I wish I'd said that.. The Staircase Wit
anahl nathrak uth vas betude doth yel dyenvey..;)
Anthony Appleyard posted Wed, 14 October 2009 at 1:09 AM
Quote - Great, the lasers in star wars use a bolt not a continuous beam, but that is just nitpicking.
This is an example of the dilemma between an onlooker remembering closely consecutive related events as simultaneous, and photographic exactness, A text description, and an onlooker's member, would likely be "The squad fired as it advanced" or similar.
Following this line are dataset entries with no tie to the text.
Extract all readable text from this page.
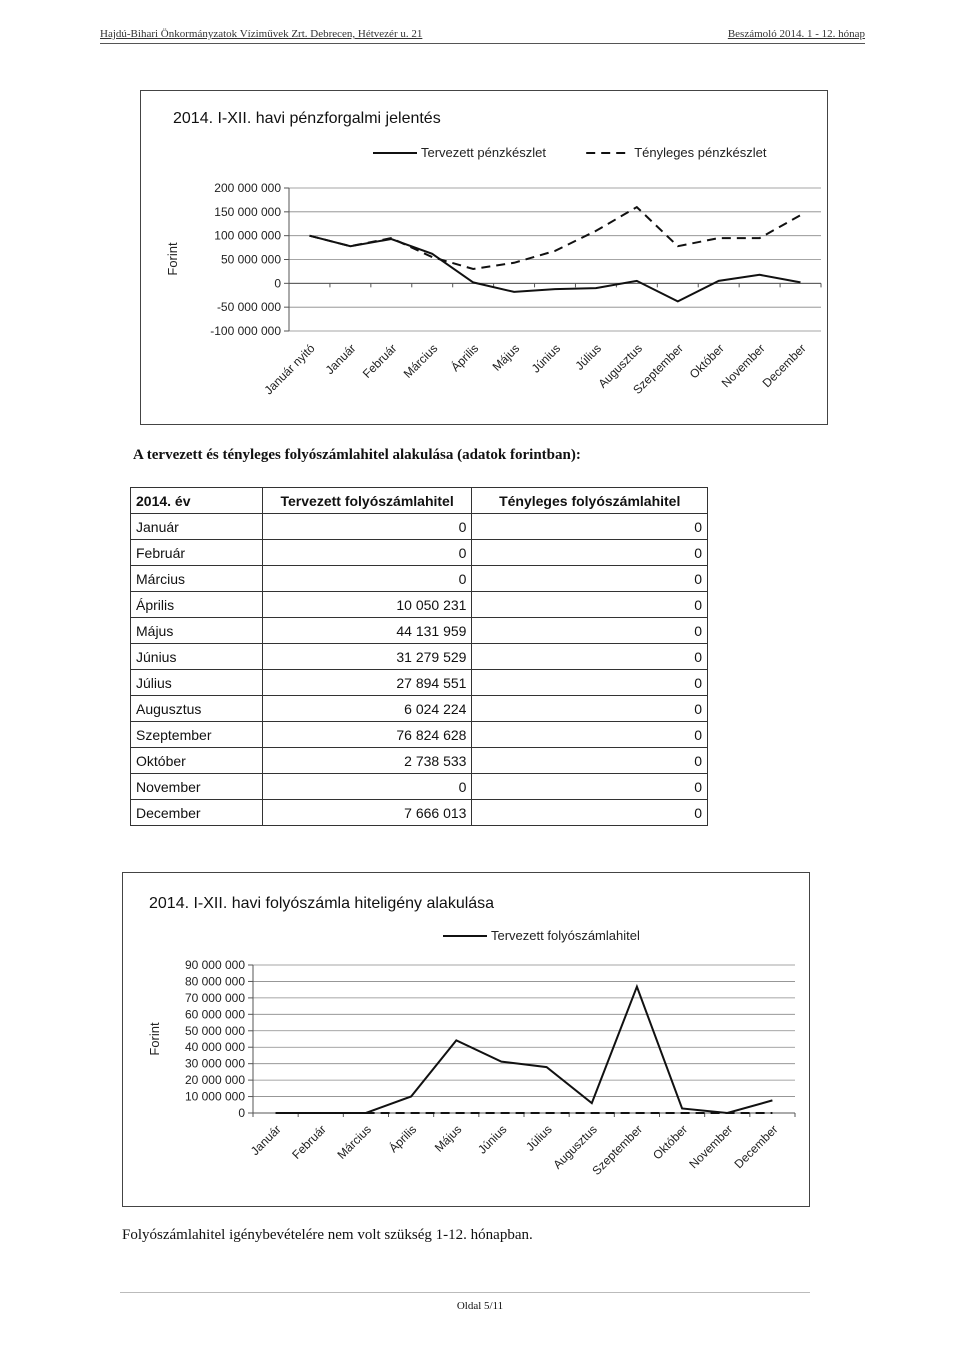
Hajdú-Bihari Önkormányzatok Víziművek Zrt. Debrecen, Hétvezér u. 21	Beszámoló 2014. 1 - 12. hónap
2014. I-XII. havi pénzforgalmi jelentés
Tervezett pénzkészlet	Tényleges pénzkészlet
200 000 000
150 000 000
100 000 000
50 000 000
0
-50 000 000
-100 000 000
Forint
Január nyitó Január Február Március Április Május Június Július
Augusztus
Szeptember Október
November
December
A tervezett és tényleges folyószámlahitel alakulása (adatok forintban):
2014. év	Tervezett folyószámlahitel	Tényleges folyószámlahitel
Január	0	0
Február	0	0
Március	0	0
Április	10 050 231	0
Május	44 131 959	0
Június	31 279 529	0
Július	27 894 551	0
Augusztus	6 024 224	0
Szeptember	76 824 628	0
Október	2 738 533	0
November	0	0
December	7 666 013	0
2014. I-XII. havi folyószámla hiteligény alakulása
Tervezett folyószámlahitel
90 000 000
80 000 000
70 000 000
60 000 000
50 000 000
40 000 000
30 000 000
20 000 000
10 000 000
0
Forint
Január Február Március Április Május Június Július
Augusztus
Szeptember Október
November
December
Folyószámlahitel igénybevételére nem volt szükség 1-12. hónapban.
Oldal 5/11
Similar was discussed in a book "How to draw comics the Marvel way" that I have: in it, a frame from the comic "Roy of the Rovers" (about a fictional football club) shows a goal being scored and spectators cheering, i.e. the way a spectator would likely remember the event; but a photograph of a real football goal being scored shows the spectators impassive, because the camera exposure was over before the spectators could show visible signs of reacting.
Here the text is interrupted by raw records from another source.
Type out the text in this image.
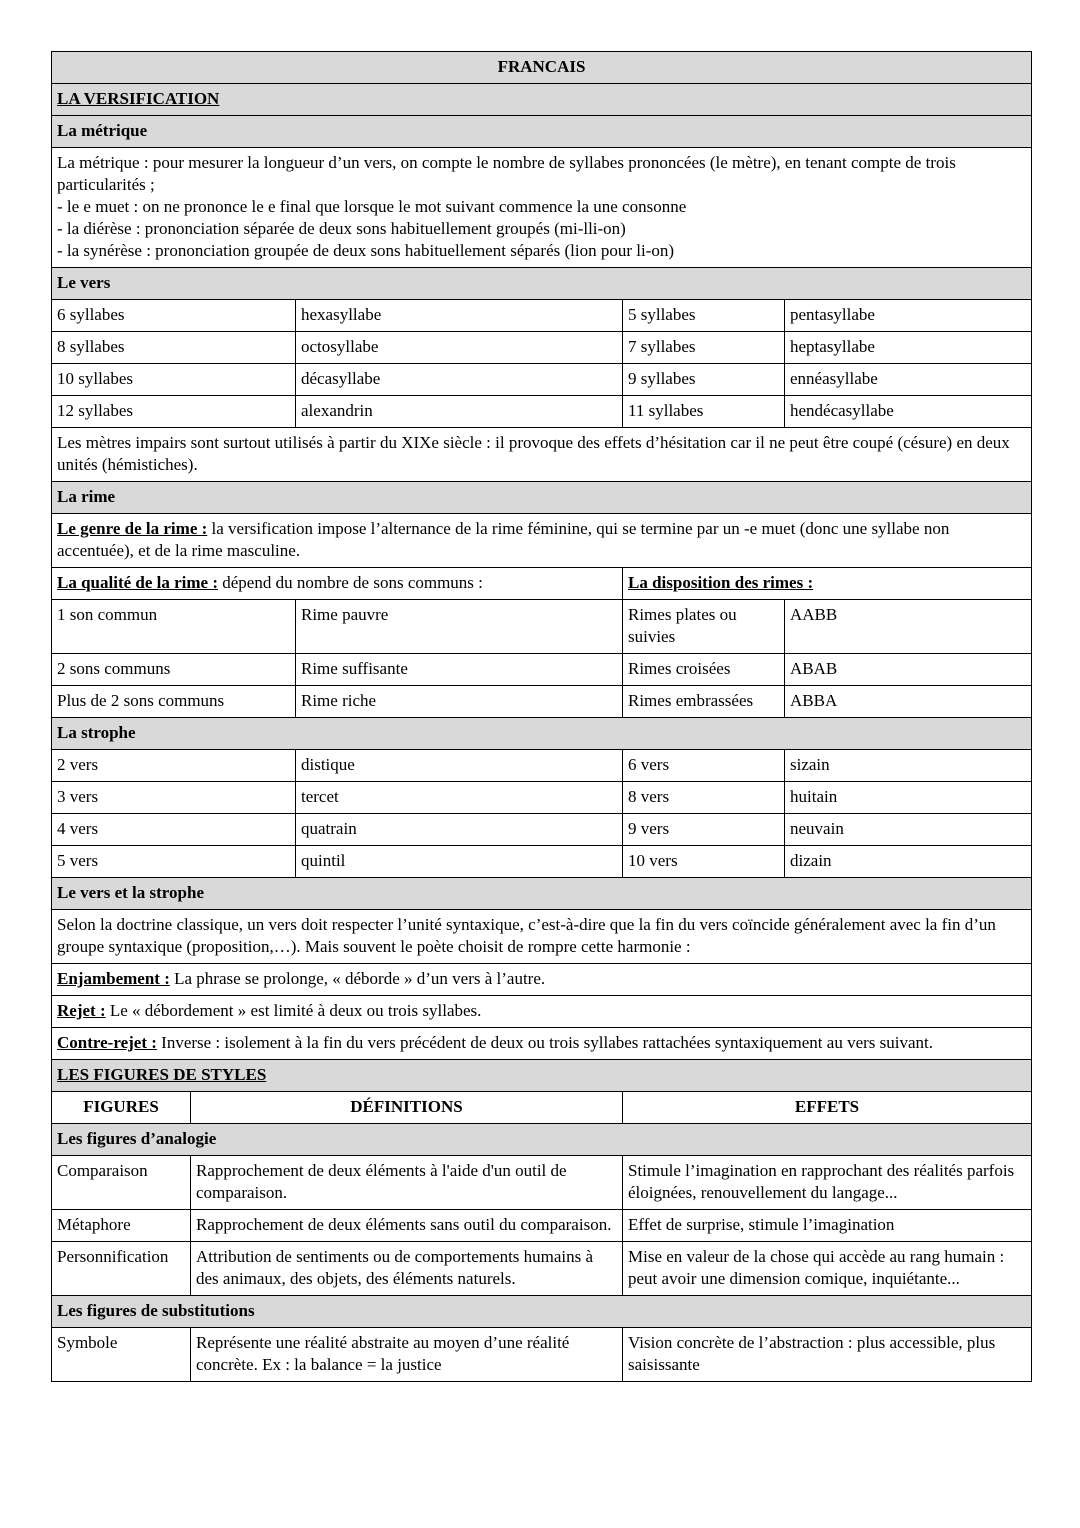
FRANCAIS				
LA VERSIFICATION				
La métrique				

La métrique : pour mesurer la longueur d’un vers, on compte le nombre de syllabes prononcées (le mètre), en tenant compte de trois particularités ;
- le e muet : on ne prononce le e final que lorsque le mot suivant commence la une consonne
- la diérèse : prononciation séparée de deux sons habituellement groupés (mi-lli-on)
- la synérèse : prononciation groupée de deux sons habituellement séparés (lion pour li-on)				

Le vers				
6 syllabes		hexasyllabe	5 syllabes	pentasyllabe
8 syllabes		octosyllabe	7 syllabes	heptasyllabe
10 syllabes		décasyllabe	9 syllabes	ennéasyllabe
12 syllabes		alexandrin	11 syllabes	hendécasyllabe
Les mètres impairs sont surtout utilisés à partir du XIXe siècle : il provoque des effets d’hésitation car il ne peut être coupé (césure) en deux unités (hémistiches).				
La rime				
Le genre de la rime : la versification impose l’alternance de la rime féminine, qui se termine par un -e muet (donc une syllabe non accentuée), et de la rime masculine.				
La qualité de la rime : dépend du nombre de sons communs :			La disposition des rimes :	
1 son commun		Rime pauvre	Rimes plates ou suivies	AABB
2 sons communs		Rime suffisante	Rimes croisées	ABAB
Plus de 2 sons communs		Rime riche	Rimes embrassées	ABBA
La strophe				
2 vers		distique	6 vers	sizain
3 vers		tercet	8 vers	huitain
4 vers		quatrain	9 vers	neuvain
5 vers		quintil	10 vers	dizain
Le vers et la strophe				
Selon la doctrine classique, un vers doit respecter l’unité syntaxique, c’est-à-dire que la fin du vers coïncide généralement avec la fin d’un groupe syntaxique (proposition,…). Mais souvent le poète choisit de rompre cette harmonie :				
Enjambement : La phrase se prolonge, « déborde » d’un vers à l’autre.				
Rejet : Le « débordement » est limité à deux ou trois syllabes.				
Contre-rejet : Inverse : isolement à la fin du vers précédent de deux ou trois syllabes rattachées syntaxiquement au vers suivant.				
LES FIGURES DE STYLES				
FIGURES	DÉFINITIONS		EFFETS	
Les figures d’analogie				
Comparaison	Rapprochement de deux éléments à l'aide d'un outil de comparaison.		Stimule l’imagination en rapprochant des réalités parfois éloignées, renouvellement du langage...	
Métaphore	Rapprochement de deux éléments sans outil du comparaison.		Effet de surprise, stimule l’imagination	
Personnification	Attribution de sentiments ou de comportements humains à des animaux, des objets, des éléments naturels.		Mise en valeur de la chose qui accède au rang humain : peut avoir une dimension comique, inquiétante...	
Les figures de substitutions				
Symbole	Représente une réalité abstraite au moyen d’une réalité concrète. Ex : la balance = la justice		Vision concrète de l’abstraction : plus accessible, plus saisissante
LostinSpaceman posted Wed, 14 October 2009 at 2:48 AM
Quote - Great, the lasers in star wars use a bolt not a continuous beam, but that is just nitpicking.
I was wondering why they were using water pistols myself.
xantor posted Wed, 14 October 2009 at 10:17 AM
Quote - > Quote - Great, the lasers in star wars use a bolt not a continuous beam, but that is just nitpicking.
I was wondering why they were using water pistols myself.
You could argue that a real laser pistol actually would have a continous beam.
SamTherapy posted Wed, 14 October 2009 at 10:55 AM
Quote - > Quote - > Quote - Great, the lasers in star wars use a bolt not a continuous beam, but that is just nitpicking.
I was wondering why they were using water pistols myself.
You could argue that a real laser pistol actually would have a continous beam.
You could also argue that a real laser pistol would most likely have a beam with the timing set by the user, from staggered pulses to continuous.
Coppula eam se non posit acceptera jocularum.
xantor posted Wed, 14 October 2009 at 3:30 PM
Quote -
You could also argue that a real laser pistol would most likely have a beam with the timing set by the user, from staggered pulses to continuous.
I didn`t think of that.
pakled posted Wed, 14 October 2009 at 6:58 PM
or that there are some people who substitute excessive knowledge of a given genre for a social life...woops...guilty...;)
I wish I'd said that.. The Staircase Wit
anahl nathrak uth vas betude doth yel dyenvey..;)
dasquid posted Wed, 14 October 2009 at 7:00 PM
Actually if they were normal laser weapons the beams would actually connect from the gun to the target while they were firing because the mechanism would not be fast enough to shut off before the beam got far enough away to still be in the air after the firing mechanism shut off the beam power. Considering they move at the speed of light and all.